Dans cette seconde partie, ma démarche m’a amenée à traiter deux points en particulier ; tous deux sont en réalité liés à l’implication de Goderan dans la création de la Biblia Sacra. J’ai tout d’abord réparti artificiellement les différentes tâches que suppose la fabrication de ce manuscrit entre trois personnes  » virtuelles « : le scribe, le concepteur du programme iconographique ainsi que de la mise en page et enfin le peintre. J’ai dégagé dans le travail de chacun de ces trois individus « théoriques » une série de caractéristiques peu courantes : la tendance à accorder au texte une primauté absolue sur l’image, une constance radicale une fois qu’une décision est prise, la manie de faire varier un même paramètre pour obtenir un large éventail de solutions, un non-conformisme manifeste. J’ai constaté qu’on retrouvait ces traits d’une personne  » virtuelle » à l’autre et j’ai conclu que ça tendait à indiquer que ces trois personnes n’en sont qu’une seule -à savoir Goderan.

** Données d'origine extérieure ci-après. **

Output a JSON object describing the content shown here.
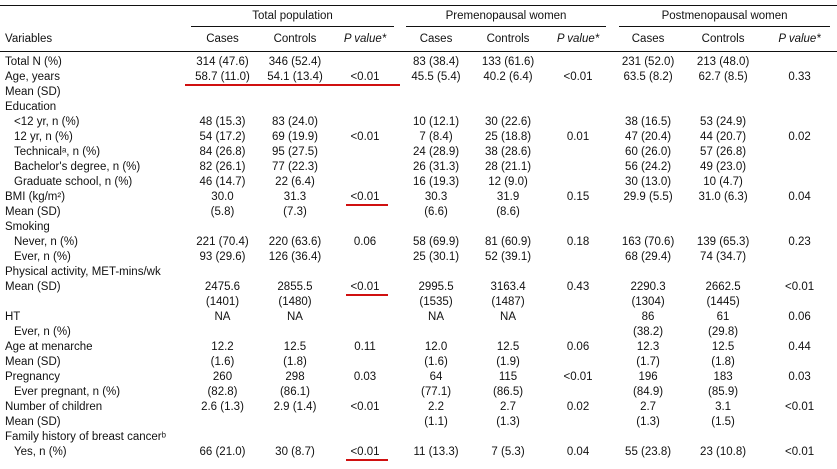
{
  "table": {
    "groups": [
      "Total population",
      "Premenopausal women",
      "Postmenopausal women"
    ],
    "header": [
      "Variables",
      "Cases",
      "Controls",
      "P value*",
      "Cases",
      "Controls",
      "P value*",
      "Cases",
      "Controls",
      "P value*"
    ],
    "rows": [
      [
        "Total N (%)",
        "314 (47.6)",
        "346 (52.4)",
        "",
        "83 (38.4)",
        "133 (61.6)",
        "",
        "231 (52.0)",
        "213 (48.0)",
        ""
      ],
      [
        "Age, years",
        "58.7 (11.0)",
        "54.1 (13.4)",
        "<0.01",
        "45.5 (5.4)",
        "40.2 (6.4)",
        "<0.01",
        "63.5 (8.2)",
        "62.7 (8.5)",
        "0.33"
      ],
      [
        "Mean (SD)",
        "",
        "",
        "",
        "",
        "",
        "",
        "",
        "",
        ""
      ],
      [
        "Education",
        "",
        "",
        "",
        "",
        "",
        "",
        "",
        "",
        ""
      ],
      [
        "<12 yr, n (%)",
        "48 (15.3)",
        "83 (24.0)",
        "",
        "10 (12.1)",
        "30 (22.6)",
        "",
        "38 (16.5)",
        "53 (24.9)",
        ""
      ],
      [
        "12 yr, n (%)",
        "54 (17.2)",
        "69 (19.9)",
        "<0.01",
        "7 (8.4)",
        "25 (18.8)",
        "0.01",
        "47 (20.4)",
        "44 (20.7)",
        "0.02"
      ],
      [
        "Technicalᵃ, n (%)",
        "84 (26.8)",
        "95 (27.5)",
        "",
        "24 (28.9)",
        "38 (28.6)",
        "",
        "60 (26.0)",
        "57 (26.8)",
        ""
      ],
      [
        "Bachelor's degree, n (%)",
        "82 (26.1)",
        "77 (22.3)",
        "",
        "26 (31.3)",
        "28 (21.1)",
        "",
        "56 (24.2)",
        "49 (23.0)",
        ""
      ],
      [
        "Graduate school, n (%)",
        "46 (14.7)",
        "22 (6.4)",
        "",
        "16 (19.3)",
        "12 (9.0)",
        "",
        "30 (13.0)",
        "10 (4.7)",
        ""
      ],
      [
        "BMI (kg/m²)",
        "30.0",
        "31.3",
        "<0.01",
        "30.3",
        "31.9",
        "0.15",
        "29.9 (5.5)",
        "31.0 (6.3)",
        "0.04"
      ],
      [
        "Mean (SD)",
        "(5.8)",
        "(7.3)",
        "",
        "(6.6)",
        "(8.6)",
        "",
        "",
        "",
        ""
      ],
      [
        "Smoking",
        "",
        "",
        "",
        "",
        "",
        "",
        "",
        "",
        ""
      ],
      [
        "Never, n (%)",
        "221 (70.4)",
        "220 (63.6)",
        "0.06",
        "58 (69.9)",
        "81 (60.9)",
        "0.18",
        "163 (70.6)",
        "139 (65.3)",
        "0.23"
      ],
      [
        "Ever, n (%)",
        "93 (29.6)",
        "126 (36.4)",
        "",
        "25 (30.1)",
        "52 (39.1)",
        "",
        "68 (29.4)",
        "74 (34.7)",
        ""
      ],
      [
        "Physical activity, MET-mins/wk",
        "",
        "",
        "",
        "",
        "",
        "",
        "",
        "",
        ""
      ],
      [
        "Mean (SD)",
        "2475.6",
        "2855.5",
        "<0.01",
        "2995.5",
        "3163.4",
        "0.43",
        "2290.3",
        "2662.5",
        "<0.01"
      ],
      [
        "",
        "(1401)",
        "(1480)",
        "",
        "(1535)",
        "(1487)",
        "",
        "(1304)",
        "(1445)",
        ""
      ],
      [
        "HT",
        "NA",
        "NA",
        "",
        "NA",
        "NA",
        "",
        "86",
        "61",
        "0.06"
      ],
      [
        "Ever, n (%)",
        "",
        "",
        "",
        "",
        "",
        "",
        "(38.2)",
        "(29.8)",
        ""
      ],
      [
        "Age at menarche",
        "12.2",
        "12.5",
        "0.11",
        "12.0",
        "12.5",
        "0.06",
        "12.3",
        "12.5",
        "0.44"
      ],
      [
        "Mean (SD)",
        "(1.6)",
        "(1.8)",
        "",
        "(1.6)",
        "(1.9)",
        "",
        "(1.7)",
        "(1.8)",
        ""
      ],
      [
        "Pregnancy",
        "260",
        "298",
        "0.03",
        "64",
        "115",
        "<0.01",
        "196",
        "183",
        "0.03"
      ],
      [
        "Ever pregnant, n (%)",
        "(82.8)",
        "(86.1)",
        "",
        "(77.1)",
        "(86.5)",
        "",
        "(84.9)",
        "(85.9)",
        ""
      ],
      [
        "Number of children",
        "2.6 (1.3)",
        "2.9 (1.4)",
        "<0.01",
        "2.2",
        "2.7",
        "0.02",
        "2.7",
        "3.1",
        "<0.01"
      ],
      [
        "Mean (SD)",
        "",
        "",
        "",
        "(1.1)",
        "(1.3)",
        "",
        "(1.3)",
        "(1.5)",
        ""
      ],
      [
        "Family history of breast cancerᵇ",
        "",
        "",
        "",
        "",
        "",
        "",
        "",
        "",
        ""
      ],
      [
        "Yes, n (%)",
        "66 (21.0)",
        "30 (8.7)",
        "<0.01",
        "11 (13.3)",
        "7 (5.3)",
        "0.04",
        "55 (23.8)",
        "23 (10.8)",
        "<0.01"
      ]
    ]
  }
}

J’ai ensuite cherché à intégrer la Bible de Lobbes à la production régionale de l’époque. Les premiers manuscrits auxquels il fallait la comparer étaient les deux autres ouvrages eux aussi signés de la main de Goderan -la comparaison est restée sommaire. L’analyse des Antiquitates Judaicae (conservées à la Bibliothèque Royale de Bruxelles) m’a néanmoins permis de rapprocher la contribution de l’un des deux enlumineurs à l’œuvre dans ce manuscrit avec les illustrations d’un autre manuscrit d’origine et de date incertaines. Mon propos s’est enfin quelque peu détourné de Goderan pour replacer la Biblia Sacra dans un contexte plus large et établir les affinités stylistiques qu’elle entretient avec la production d’abbayes voisines.